Prison dramas normally make for gutsy viewing and the fictionalised retelling of a violent uprising by the young male inmates at the Bastoy Reform School in 1915 is just that. Located on the Bastoy Island in the Oslo Fjord in Norway the reformatory, which was originally open in 1900, is depicted in Marius Holst’s 2010 Norwegian film King of Devils Island as a cold, hard desolate place for ‘maladjusted boys’ who with time and discipline will turn into ‘an honourable, humble, useful Christian boy’ but not before repeated beatings and in some cases sexual abuse. It was this abuse that sparked the rebellion amongst the inmates.

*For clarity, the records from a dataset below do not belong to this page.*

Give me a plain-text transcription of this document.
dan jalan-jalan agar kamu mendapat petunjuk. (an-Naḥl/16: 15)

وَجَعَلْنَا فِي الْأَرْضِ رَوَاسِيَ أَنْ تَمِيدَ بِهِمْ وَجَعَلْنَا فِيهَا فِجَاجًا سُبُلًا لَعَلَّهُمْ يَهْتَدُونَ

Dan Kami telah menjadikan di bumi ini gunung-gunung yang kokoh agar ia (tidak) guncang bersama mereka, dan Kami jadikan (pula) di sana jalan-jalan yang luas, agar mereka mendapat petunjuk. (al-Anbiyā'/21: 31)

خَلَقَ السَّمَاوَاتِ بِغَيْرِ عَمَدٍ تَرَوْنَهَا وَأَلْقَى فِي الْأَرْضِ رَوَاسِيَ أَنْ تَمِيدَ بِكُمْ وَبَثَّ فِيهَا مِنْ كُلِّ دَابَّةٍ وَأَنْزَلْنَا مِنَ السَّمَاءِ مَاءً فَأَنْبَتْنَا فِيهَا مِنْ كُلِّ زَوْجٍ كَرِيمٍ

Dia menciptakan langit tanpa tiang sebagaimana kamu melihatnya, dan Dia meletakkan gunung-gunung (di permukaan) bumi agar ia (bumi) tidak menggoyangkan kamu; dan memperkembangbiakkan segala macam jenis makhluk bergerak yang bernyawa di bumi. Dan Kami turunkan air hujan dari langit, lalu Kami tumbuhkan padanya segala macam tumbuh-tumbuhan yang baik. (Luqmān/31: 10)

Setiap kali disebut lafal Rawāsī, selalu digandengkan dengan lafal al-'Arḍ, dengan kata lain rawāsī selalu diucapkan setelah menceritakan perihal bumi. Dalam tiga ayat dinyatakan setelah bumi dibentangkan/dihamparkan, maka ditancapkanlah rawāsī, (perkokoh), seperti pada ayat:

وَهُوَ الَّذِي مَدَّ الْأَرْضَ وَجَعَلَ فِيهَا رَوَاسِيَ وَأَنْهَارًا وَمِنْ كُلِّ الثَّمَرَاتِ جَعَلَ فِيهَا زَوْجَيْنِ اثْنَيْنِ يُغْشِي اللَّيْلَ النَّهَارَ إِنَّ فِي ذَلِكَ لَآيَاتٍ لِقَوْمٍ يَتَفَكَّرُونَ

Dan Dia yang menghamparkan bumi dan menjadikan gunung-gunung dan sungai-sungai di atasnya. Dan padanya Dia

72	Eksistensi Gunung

The central character of the film is the 17-year-old Erling, played by newcomer Benjamin Halstead, who arrives on the island accompanied by a younger vulnerable boy called Ivar (Magnus Langlete). It’s rumoured that Erling has killed someone therefore identifying him as a candidate for the prison governor’s introductory lecture! But the young inmates biggest problem is the housefather Brathen, a violent sexual predator who can’t keep his ‘hands’ off Ivar.
|Erling and .......|
|........Ivar arrive on the Island.|
Yes, it is pretty obvious what happens, but it’s conveyed in a way that keeps you on the edge of your seat. Bold widescreen cinematography gives you a vista that is both bleak and cold. The acting is first rate and really makes you empathise, not only the boys but also Hakon the governor (Stellan Skarsgard) with all his obvious emotional complexities. Apparently the film fuelled an intense public debate in Norway forcing the country to re-examine part of its buried history. A good intelligent movie that’s puts you in mind of Scum (1979) and Lord of the Flies (1963) and I warn you like these two films it’s a dour watch!